Bareskrim Polri Tangkap 330 Tersangka Penyalahgunaan BBM dan LPG Subsidi

Sedang Trending 1 jam yang lalu

Bareskrim Polri menetapkan 330 orang sebagai tersangka dalam kasus penyalahgunaan BBM dan elpiji bersubsidi di 223 tempat kejadian perkara di seluruh Indonesia sepanjang 7 hingga 20 April 2026. Penegakan hukum ini mendapat dukungan penuh dari PT Pertamina Patra Niaga guna menjamin distribusi energi tetap tepat sasaran bagi masyarakat yang berhak.

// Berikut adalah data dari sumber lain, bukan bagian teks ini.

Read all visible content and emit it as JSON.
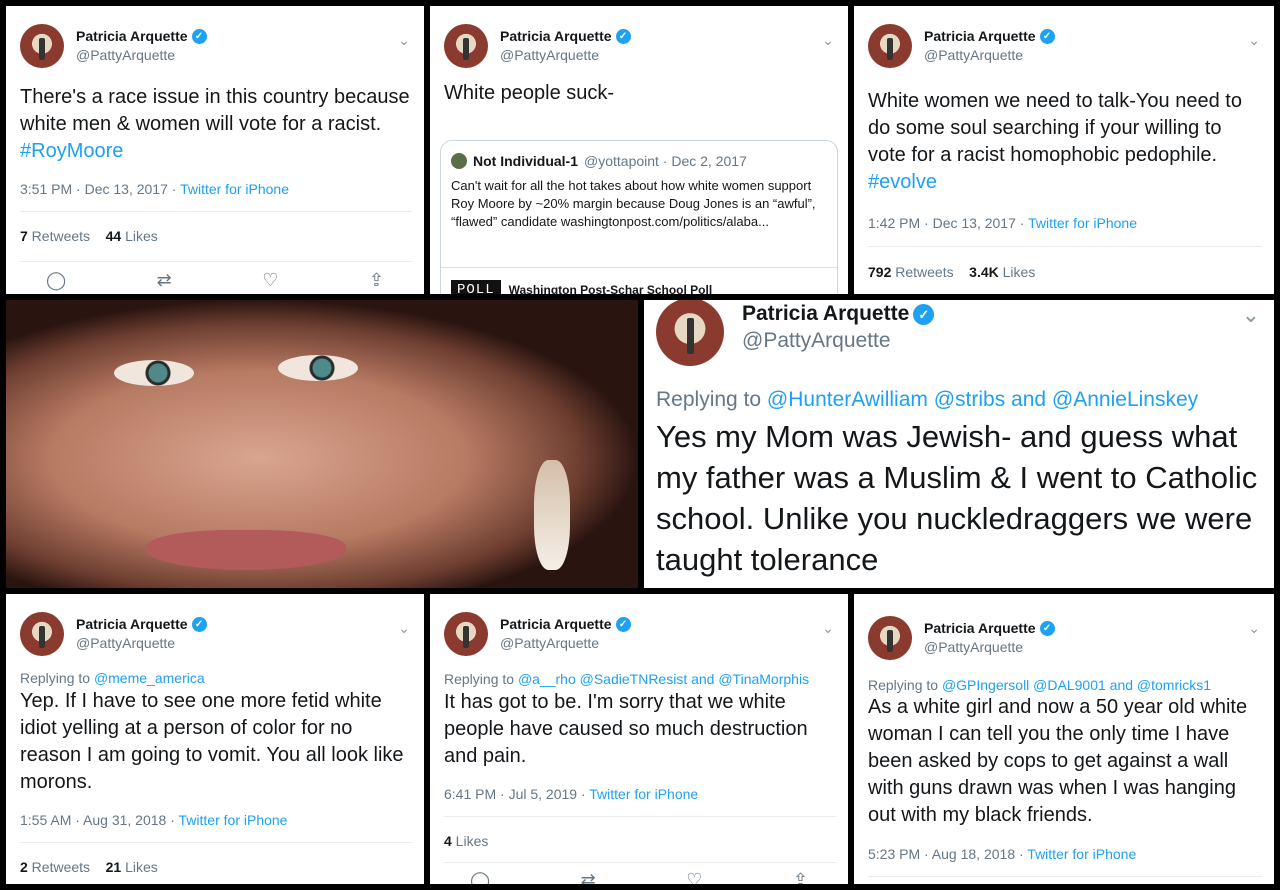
{
  "tweets": [
    {
      "name": "Patricia Arquette",
      "handle": "@PattyArquette",
      "text_before": "There's a race issue in this country because white men & women will vote for a racist. ",
      "hashtag": "#RoyMoore",
      "time": "3:51 PM · Dec 13, 2017 · ",
      "source": "Twitter for iPhone",
      "retweets": "7",
      "retweets_label": " Retweets",
      "likes": "44",
      "likes_label": " Likes"
    },
    {
      "name": "Patricia Arquette",
      "handle": "@PattyArquette",
      "text": "White people suck-",
      "quote": {
        "name": "Not Individual-1",
        "handle": "@yottapoint · Dec 2, 2017",
        "text": "Can't wait for all the hot takes about how white women support Roy Moore by ~20% margin because Doug Jones is an “awful”, “flawed” candidate washingtonpost.com/politics/alaba...",
        "poll_badge": "POLL",
        "poll_title": "Washington Post-Schar School Poll"
      }
    },
    {
      "name": "Patricia Arquette",
      "handle": "@PattyArquette",
      "text_before": "White women we need to talk-You need to do some soul searching if your willing to vote for a racist homophobic pedophile. ",
      "hashtag": "#evolve",
      "time": "1:42 PM · Dec 13, 2017 · ",
      "source": "Twitter for iPhone",
      "retweets": "792",
      "retweets_label": " Retweets",
      "likes": "3.4K",
      "likes_label": " Likes"
    },
    {
      "name": "Patricia Arquette",
      "handle": "@PattyArquette",
      "reply_prefix": "Replying to ",
      "reply_to": "@HunterAwilliam @stribs and @AnnieLinskey",
      "text": "Yes my Mom was Jewish- and guess what my father was a Muslim & I went to Catholic school. Unlike you nuckledraggers we were taught tolerance"
    },
    {
      "name": "Patricia Arquette",
      "handle": "@PattyArquette",
      "reply_prefix": "Replying to ",
      "reply_to": "@meme_america",
      "text": "Yep. If I have to see one more fetid white idiot yelling at a person of color for no reason I am going to vomit. You all look like morons.",
      "time": "1:55 AM · Aug 31, 2018 · ",
      "source": "Twitter for iPhone",
      "retweets": "2",
      "retweets_label": " Retweets",
      "likes": "21",
      "likes_label": " Likes"
    },
    {
      "name": "Patricia Arquette",
      "handle": "@PattyArquette",
      "reply_prefix": "Replying to ",
      "reply_to": "@a__rho @SadieTNResist and @TinaMorphis",
      "text": "It has got to be. I'm sorry that we white people have caused so much destruction and pain.",
      "time": "6:41 PM · Jul 5, 2019 · ",
      "source": "Twitter for iPhone",
      "likes": "4",
      "likes_label": " Likes"
    },
    {
      "name": "Patricia Arquette",
      "handle": "@PattyArquette",
      "reply_prefix": "Replying to ",
      "reply_to": "@GPIngersoll @DAL9001 and @tomricks1",
      "text": "As a white girl and now a 50 year old white woman I can tell you the only time I have been asked by cops to get against a wall with guns drawn was when I was hanging out with my black friends.",
      "time": "5:23 PM · Aug 18, 2018 · ",
      "source": "Twitter for iPhone"
    }
  ],
  "icons": {
    "verified": "✓",
    "chevron": "⌄",
    "reply": "◯",
    "retweet": "⇄",
    "like": "♡",
    "share": "⇪"
  },
  "colors": {
    "accent": "#1da1f2",
    "muted": "#657786"
  }
}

Langkah tegas tersebut diambil untuk menekan praktik ilegal yang merugikan negara dan mengganggu ketersediaan stok energi di berbagai daerah. Dilansir dari Money, penindakan ini menyasar berbagai modus operandi mulai dari penimbunan hingga pengoplosan produk subsidi.

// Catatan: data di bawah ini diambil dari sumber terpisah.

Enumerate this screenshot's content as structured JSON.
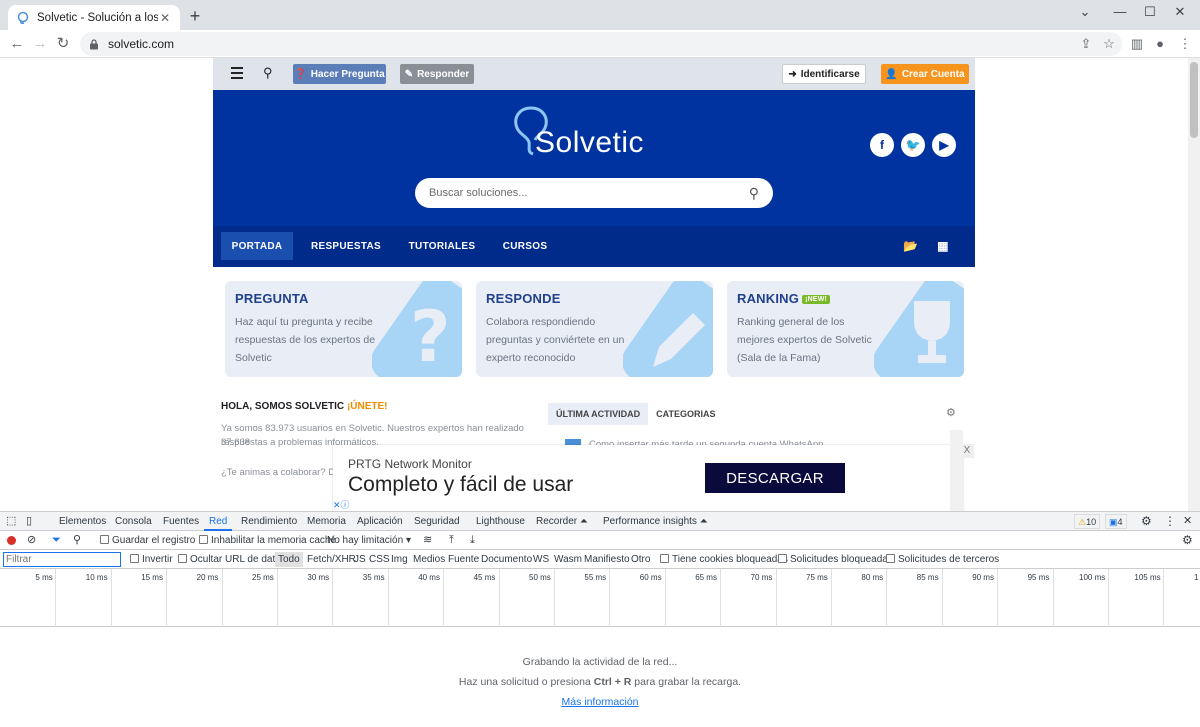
{
  "browser": {
    "tab_title": "Solvetic - Solución a los problem",
    "url": "solvetic.com"
  },
  "site": {
    "topbar": {
      "ask_label": "Hacer Pregunta",
      "answer_label": "Responder",
      "login_label": "Identificarse",
      "register_label": "Crear Cuenta"
    },
    "logo_text": "Solvetic",
    "search_placeholder": "Buscar soluciones...",
    "nav": [
      "PORTADA",
      "RESPUESTAS",
      "TUTORIALES",
      "CURSOS"
    ],
    "cards": [
      {
        "title": "PREGUNTA",
        "desc": "Haz aquí tu pregunta y recibe respuestas de los expertos de Solvetic"
      },
      {
        "title": "RESPONDE",
        "desc": "Colabora respondiendo preguntas y conviértete en un experto reconocido"
      },
      {
        "title": "RANKING",
        "badge": "¡NEW!",
        "desc": "Ranking general de los mejores expertos de Solvetic (Sala de la Fama)"
      }
    ],
    "hola_prefix": "HOLA, SOMOS SOLVETIC ",
    "hola_join": "¡ÚNETE!",
    "intro_line1": "Ya somos 83.973 usuarios en Solvetic. Nuestros expertos han realizado 37.638",
    "intro_line2": "respuestas a problemas informáticos.",
    "intro_line3": "¿Te animas a colaborar? De",
    "activity_tabs": [
      "ÚLTIMA ACTIVIDAD",
      "CATEGORIAS"
    ],
    "activity_item": "Como insertar más tarde un segunda cuenta WhatsApp",
    "ad": {
      "brand": "PRTG Network Monitor",
      "headline": "Completo y fácil de usar",
      "cta": "DESCARGAR",
      "close": "X"
    }
  },
  "devtools": {
    "tabs": [
      "Elementos",
      "Consola",
      "Fuentes",
      "Red",
      "Rendimiento",
      "Memoria",
      "Aplicación",
      "Seguridad",
      "Lighthouse",
      "Recorder",
      "Performance insights"
    ],
    "warnings": "10",
    "messages": "4",
    "preserve_log": "Guardar el registro",
    "disable_cache": "Inhabilitar la memoria caché",
    "throttling": "No hay limitación",
    "filter_placeholder": "Filtrar",
    "invert": "Invertir",
    "hide_data_urls": "Ocultar URL de datos",
    "type_filters": [
      "Todo",
      "Fetch/XHR",
      "JS",
      "CSS",
      "Img",
      "Medios",
      "Fuente",
      "Documento",
      "WS",
      "Wasm",
      "Manifiesto",
      "Otro"
    ],
    "blocked_cookies": "Tiene cookies bloqueadas",
    "blocked_requests": "Solicitudes bloqueadas",
    "third_party": "Solicitudes de terceros",
    "timeline_ticks": [
      "5 ms",
      "10 ms",
      "15 ms",
      "20 ms",
      "25 ms",
      "30 ms",
      "35 ms",
      "40 ms",
      "45 ms",
      "50 ms",
      "55 ms",
      "60 ms",
      "65 ms",
      "70 ms",
      "75 ms",
      "80 ms",
      "85 ms",
      "90 ms",
      "95 ms",
      "100 ms",
      "105 ms",
      "1"
    ],
    "recording": "Grabando la actividad de la red...",
    "hint_prefix": "Haz una solicitud o presiona ",
    "hint_keys": "Ctrl + R",
    "hint_suffix": " para grabar la recarga.",
    "more_info": "Más información"
  },
  "colors": {
    "hero": "#0033a0",
    "nav": "#002b8a",
    "accent_orange": "#f7941d",
    "link_blue": "#1a73e8"
  }
}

Direktur Pemasaran Ritel Pertamina Patra Niaga, Eko Ricky Susanto, menyatakan komitmen perusahaan untuk terus bersinergi dengan pihak kepolisian dalam mengawasi penyaluran energi. Koordinasi intensif dilakukan demi memastikan distribusi sesuai dengan ketentuan yang berlaku.

"Pertamina Patra Niaga akan terus bersinergi dengan aparat penegak hukum. Kami juga konsisten untuk melakukan pengawasan serta menjaga penyaluran BBM maupun elpiji subsidi sesuai dengan ketentuan, secara wajar, dan tepat sasaran bagi masyarakat yang berhak menerimanya," ujar Eko Ricky Susanto, Direktur Pemasaran Ritel Pertamina Patra Niaga.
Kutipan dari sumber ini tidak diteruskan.